I was trying not to feel hurt, way down deep hurt, that Lila Beth could have such strong objections to Drew and me. I’d thought that she would be pleased; she’d never got on with Mary Virginia, not from the start, not really. It must be the church. Her loyalties were divided; she’d be bothered to think we were responsible for breaking up her pastor’s home. “When Eben marries again,” I said, “your mother will feel differently. Maybe we’ll just have to wait.”
“Him, remarry? I never figured out how he located some in the first place; he’ll never get his hands on some a second time.”
That gave me a couple of mixed feelings, none of them kindly. I told him about Jae-Moon, also known as Dr. Song, who apparently was already the successor designate.
“No kidding,” he said, requiring the rest of his burger. “Him?
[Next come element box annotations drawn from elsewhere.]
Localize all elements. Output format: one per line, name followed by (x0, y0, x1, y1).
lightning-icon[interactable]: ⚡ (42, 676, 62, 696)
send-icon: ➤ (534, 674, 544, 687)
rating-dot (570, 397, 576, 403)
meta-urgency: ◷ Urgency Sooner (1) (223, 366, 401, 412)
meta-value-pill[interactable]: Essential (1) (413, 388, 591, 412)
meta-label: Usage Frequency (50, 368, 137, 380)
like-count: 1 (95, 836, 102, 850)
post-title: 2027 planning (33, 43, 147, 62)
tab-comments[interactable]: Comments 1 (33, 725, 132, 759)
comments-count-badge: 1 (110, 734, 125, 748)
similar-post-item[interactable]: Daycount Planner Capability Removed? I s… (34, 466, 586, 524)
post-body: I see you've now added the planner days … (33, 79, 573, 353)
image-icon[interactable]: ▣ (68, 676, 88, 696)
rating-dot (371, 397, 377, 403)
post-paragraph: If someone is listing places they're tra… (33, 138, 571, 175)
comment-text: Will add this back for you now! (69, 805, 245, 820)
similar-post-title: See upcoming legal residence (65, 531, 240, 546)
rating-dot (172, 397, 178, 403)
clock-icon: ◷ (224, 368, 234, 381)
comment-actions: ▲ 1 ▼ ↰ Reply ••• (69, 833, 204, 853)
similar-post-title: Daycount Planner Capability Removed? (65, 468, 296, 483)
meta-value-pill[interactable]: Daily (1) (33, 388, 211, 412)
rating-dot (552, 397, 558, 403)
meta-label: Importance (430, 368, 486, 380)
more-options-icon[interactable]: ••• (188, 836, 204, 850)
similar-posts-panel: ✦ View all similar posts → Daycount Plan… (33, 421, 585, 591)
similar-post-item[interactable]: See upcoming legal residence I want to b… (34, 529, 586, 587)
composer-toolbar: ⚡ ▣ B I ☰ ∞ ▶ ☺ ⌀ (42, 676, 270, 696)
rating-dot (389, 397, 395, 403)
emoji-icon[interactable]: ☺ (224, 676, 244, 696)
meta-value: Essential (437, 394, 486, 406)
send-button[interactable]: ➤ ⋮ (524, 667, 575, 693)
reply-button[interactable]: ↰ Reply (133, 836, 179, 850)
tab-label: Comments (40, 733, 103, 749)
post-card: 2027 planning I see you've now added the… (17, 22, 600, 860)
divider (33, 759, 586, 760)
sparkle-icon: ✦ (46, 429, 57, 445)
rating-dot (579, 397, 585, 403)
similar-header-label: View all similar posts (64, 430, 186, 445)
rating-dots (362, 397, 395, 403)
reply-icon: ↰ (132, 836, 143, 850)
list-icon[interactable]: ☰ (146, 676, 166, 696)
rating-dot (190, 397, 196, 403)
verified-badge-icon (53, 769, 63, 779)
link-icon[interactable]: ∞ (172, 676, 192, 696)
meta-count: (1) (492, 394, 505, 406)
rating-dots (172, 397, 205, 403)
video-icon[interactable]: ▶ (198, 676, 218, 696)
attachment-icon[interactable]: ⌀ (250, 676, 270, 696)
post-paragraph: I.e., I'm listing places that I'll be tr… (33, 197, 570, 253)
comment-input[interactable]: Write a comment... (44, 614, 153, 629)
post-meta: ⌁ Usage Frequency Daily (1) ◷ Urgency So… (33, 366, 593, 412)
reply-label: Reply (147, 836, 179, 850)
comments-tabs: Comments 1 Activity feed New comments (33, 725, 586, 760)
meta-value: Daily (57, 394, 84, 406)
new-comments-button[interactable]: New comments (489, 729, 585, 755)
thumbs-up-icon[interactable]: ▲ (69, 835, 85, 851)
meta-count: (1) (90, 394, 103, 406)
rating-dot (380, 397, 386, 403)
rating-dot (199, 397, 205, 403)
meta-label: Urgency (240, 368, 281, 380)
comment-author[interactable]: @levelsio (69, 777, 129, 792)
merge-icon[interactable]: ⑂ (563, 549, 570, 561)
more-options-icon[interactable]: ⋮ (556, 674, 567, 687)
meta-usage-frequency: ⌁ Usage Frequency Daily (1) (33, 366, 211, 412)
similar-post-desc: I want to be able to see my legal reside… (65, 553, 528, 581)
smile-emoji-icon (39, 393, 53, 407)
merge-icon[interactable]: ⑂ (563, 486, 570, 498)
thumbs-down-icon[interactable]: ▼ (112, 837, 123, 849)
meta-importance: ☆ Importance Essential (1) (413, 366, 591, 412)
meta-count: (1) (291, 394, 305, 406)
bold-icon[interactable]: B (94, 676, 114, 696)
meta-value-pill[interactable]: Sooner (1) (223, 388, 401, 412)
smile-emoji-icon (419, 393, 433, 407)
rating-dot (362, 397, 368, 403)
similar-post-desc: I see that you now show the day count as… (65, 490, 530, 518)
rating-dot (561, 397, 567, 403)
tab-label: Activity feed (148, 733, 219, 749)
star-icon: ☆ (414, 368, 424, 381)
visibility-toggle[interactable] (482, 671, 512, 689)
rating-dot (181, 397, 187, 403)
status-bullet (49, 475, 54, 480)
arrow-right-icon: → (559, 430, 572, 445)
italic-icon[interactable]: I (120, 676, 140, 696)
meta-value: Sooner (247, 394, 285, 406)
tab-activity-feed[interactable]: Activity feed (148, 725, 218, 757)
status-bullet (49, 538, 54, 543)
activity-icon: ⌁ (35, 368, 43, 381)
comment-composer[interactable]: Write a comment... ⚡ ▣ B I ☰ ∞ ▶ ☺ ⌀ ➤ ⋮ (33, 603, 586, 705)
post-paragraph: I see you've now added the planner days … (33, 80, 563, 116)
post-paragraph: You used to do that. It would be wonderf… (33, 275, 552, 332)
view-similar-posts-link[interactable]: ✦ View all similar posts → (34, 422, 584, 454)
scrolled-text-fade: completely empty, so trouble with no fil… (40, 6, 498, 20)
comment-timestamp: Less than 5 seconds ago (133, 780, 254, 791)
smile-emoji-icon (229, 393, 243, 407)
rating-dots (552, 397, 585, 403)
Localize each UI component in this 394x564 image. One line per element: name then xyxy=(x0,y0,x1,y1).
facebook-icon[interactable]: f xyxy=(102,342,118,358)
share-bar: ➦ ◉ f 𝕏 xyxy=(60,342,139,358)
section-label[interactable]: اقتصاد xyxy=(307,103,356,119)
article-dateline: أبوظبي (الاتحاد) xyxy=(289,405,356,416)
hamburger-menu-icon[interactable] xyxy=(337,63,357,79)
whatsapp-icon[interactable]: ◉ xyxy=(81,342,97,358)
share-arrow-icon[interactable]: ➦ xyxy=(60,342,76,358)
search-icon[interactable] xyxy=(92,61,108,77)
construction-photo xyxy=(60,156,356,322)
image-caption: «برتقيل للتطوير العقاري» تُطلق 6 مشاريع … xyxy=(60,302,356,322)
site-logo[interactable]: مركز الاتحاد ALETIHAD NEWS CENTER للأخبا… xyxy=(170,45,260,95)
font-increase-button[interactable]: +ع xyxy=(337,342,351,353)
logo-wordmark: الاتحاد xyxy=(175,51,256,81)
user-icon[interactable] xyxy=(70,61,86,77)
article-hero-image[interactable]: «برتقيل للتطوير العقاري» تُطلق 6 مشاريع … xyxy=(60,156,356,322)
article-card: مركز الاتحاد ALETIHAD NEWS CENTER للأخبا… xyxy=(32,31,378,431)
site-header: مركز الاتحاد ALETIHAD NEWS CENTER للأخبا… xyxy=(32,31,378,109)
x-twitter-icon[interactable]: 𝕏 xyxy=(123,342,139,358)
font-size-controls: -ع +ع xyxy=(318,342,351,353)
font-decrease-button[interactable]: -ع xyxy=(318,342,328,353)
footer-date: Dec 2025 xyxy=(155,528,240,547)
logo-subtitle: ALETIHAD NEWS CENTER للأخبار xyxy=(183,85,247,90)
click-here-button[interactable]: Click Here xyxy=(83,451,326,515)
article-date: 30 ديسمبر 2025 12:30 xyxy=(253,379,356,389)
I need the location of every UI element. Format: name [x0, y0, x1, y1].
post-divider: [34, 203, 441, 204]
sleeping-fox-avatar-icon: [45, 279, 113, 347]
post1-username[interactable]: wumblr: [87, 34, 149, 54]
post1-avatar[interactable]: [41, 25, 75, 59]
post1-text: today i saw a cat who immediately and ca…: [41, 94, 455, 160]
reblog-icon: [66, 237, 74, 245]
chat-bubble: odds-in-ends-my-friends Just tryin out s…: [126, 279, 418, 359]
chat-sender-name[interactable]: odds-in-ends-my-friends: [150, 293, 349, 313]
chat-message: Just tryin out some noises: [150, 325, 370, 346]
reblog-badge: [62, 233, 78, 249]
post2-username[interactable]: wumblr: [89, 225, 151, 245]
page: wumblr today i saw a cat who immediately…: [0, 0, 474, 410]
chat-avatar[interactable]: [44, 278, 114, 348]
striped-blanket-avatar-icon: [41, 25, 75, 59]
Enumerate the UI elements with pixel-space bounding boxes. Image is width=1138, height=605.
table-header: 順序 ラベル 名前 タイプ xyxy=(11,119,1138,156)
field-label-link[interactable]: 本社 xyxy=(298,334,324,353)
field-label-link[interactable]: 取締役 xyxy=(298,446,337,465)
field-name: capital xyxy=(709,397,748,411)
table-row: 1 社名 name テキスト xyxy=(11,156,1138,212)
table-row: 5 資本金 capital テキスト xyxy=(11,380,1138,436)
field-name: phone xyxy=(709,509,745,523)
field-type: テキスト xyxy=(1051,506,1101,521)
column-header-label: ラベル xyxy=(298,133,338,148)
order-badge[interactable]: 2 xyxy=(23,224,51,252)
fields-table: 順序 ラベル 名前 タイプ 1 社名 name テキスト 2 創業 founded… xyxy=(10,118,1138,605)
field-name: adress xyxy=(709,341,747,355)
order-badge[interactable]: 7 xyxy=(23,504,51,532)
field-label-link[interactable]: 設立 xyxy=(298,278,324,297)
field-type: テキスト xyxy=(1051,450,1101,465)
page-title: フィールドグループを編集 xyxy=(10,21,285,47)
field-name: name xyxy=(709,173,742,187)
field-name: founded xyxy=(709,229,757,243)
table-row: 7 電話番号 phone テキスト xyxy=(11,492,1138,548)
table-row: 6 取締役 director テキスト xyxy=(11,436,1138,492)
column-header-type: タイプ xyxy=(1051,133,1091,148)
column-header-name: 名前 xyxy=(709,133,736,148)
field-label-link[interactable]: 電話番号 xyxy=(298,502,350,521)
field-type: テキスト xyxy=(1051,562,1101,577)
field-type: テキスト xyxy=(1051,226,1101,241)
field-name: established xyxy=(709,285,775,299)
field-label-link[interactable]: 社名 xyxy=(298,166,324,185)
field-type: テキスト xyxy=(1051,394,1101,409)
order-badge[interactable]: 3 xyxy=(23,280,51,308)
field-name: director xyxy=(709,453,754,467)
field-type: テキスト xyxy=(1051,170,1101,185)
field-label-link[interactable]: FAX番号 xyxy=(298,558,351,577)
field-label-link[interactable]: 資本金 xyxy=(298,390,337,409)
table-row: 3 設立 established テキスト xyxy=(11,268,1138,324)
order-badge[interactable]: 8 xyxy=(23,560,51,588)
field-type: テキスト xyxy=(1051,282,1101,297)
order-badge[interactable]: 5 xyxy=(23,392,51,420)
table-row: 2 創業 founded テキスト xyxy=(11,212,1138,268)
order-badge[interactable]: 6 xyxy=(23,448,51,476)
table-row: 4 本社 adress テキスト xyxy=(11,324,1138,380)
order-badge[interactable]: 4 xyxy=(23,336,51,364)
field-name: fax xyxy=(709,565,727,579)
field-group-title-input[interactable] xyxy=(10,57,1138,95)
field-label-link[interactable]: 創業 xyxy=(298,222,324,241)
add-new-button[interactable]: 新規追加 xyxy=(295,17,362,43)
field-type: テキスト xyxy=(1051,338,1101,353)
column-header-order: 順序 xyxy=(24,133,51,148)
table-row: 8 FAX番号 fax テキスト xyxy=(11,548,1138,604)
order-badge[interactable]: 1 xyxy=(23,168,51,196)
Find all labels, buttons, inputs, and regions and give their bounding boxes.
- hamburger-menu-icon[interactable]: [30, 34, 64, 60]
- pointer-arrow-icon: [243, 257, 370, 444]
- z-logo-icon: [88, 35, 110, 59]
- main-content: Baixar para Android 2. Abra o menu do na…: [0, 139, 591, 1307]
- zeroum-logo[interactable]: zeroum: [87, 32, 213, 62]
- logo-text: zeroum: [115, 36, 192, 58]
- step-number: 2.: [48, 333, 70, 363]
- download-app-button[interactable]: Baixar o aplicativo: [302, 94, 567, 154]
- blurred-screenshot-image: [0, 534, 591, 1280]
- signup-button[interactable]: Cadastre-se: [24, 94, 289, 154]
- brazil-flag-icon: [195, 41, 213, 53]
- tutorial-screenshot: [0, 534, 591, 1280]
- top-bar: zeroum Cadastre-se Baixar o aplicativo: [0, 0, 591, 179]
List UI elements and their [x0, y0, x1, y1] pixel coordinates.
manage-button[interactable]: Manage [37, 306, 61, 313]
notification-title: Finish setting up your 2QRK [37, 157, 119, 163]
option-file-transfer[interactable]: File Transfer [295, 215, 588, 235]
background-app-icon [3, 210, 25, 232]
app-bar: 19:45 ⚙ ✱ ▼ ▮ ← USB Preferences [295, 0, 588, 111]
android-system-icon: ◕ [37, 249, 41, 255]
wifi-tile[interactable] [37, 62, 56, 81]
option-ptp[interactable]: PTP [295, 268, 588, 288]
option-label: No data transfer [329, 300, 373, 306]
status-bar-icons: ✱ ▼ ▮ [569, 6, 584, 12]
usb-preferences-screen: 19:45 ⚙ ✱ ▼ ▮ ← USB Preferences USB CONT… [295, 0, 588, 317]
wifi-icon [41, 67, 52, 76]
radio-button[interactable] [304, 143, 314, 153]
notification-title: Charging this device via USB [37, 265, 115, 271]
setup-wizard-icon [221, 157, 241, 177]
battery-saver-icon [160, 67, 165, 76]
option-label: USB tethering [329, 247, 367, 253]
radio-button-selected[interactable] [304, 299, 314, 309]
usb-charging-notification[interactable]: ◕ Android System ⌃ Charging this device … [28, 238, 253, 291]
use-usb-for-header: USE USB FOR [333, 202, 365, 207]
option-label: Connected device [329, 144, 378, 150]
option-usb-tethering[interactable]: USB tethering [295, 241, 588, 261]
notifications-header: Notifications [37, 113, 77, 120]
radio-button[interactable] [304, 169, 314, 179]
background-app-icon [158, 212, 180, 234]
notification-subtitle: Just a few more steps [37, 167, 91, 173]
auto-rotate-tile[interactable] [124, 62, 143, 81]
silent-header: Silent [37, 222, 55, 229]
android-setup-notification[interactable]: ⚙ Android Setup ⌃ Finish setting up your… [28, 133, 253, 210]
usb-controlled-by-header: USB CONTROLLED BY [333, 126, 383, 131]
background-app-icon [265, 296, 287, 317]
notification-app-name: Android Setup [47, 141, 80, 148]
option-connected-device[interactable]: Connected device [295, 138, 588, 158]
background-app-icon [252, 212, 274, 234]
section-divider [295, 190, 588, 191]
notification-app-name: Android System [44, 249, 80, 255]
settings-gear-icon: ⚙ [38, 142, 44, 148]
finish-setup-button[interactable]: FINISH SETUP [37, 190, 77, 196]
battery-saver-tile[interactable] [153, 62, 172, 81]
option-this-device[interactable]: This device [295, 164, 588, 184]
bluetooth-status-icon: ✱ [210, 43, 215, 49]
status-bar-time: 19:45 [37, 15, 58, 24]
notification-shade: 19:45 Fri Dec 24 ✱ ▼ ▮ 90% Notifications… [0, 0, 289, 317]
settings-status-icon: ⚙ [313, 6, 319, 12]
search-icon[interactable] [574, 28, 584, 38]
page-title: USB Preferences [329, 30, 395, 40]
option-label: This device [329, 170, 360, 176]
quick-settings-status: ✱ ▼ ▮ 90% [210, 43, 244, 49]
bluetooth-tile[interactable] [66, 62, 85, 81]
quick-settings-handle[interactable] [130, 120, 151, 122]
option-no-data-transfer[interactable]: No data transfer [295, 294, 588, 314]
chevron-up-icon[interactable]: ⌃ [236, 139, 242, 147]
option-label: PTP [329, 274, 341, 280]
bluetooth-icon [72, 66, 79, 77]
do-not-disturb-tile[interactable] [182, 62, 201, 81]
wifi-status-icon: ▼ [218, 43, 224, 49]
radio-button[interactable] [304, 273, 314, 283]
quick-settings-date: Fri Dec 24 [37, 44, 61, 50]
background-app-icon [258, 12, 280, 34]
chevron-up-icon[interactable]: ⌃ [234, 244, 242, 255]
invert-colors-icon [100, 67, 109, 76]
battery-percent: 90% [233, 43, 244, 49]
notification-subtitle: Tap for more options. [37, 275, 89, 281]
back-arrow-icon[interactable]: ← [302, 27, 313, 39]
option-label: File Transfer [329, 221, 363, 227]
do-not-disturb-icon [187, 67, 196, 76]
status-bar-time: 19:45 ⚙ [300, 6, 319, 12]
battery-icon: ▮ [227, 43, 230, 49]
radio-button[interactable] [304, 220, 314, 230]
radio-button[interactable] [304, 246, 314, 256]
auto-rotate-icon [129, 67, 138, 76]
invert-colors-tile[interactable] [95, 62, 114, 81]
With a Korean? A physicist? Tell me he walks on the Bosque or he’s parting the Brazos, I’d believe that sooner.”
“He wants me out in two weeks. I’m going to stay at Shorty and Theo’s unless I can find a place.” I was trying to spell out for him that I was putting no pressure on to move up to the farm.
“At your dad’s?” He looked amazed.
“I had lunch with them today.”
He laughed. “Any birdhouse in the storm?” I’d told him about getting lost in the bird streets every time I went to see them.
“Something like that.”
Out the window we could see a funnel drop down and lift a billboard in the air like a paper cup and then dump it in a field a few feet away. Cars on the freeway didn’t take notice. The siren went off once more, a sighting, and then the sky began to take on a dusty look, rosy and windy.
“The trouble with the spotters,” Drew said, “is that they only spot it after it’s happened. The Severe Storms Center issues watches, but it’s the local weather stations give warnings. By the time they do, the tornado’s history. They had a three-hundred-mile-an-hour wind in Kansas. Too late is long gone. Oklahoma’s got Nexrad, a fancy Doppler radar system. They can tell, by winds going both ways at once, what’s going to happen. We could get one of those here if anybody cared; we’ve got half of all the weather in the United States.”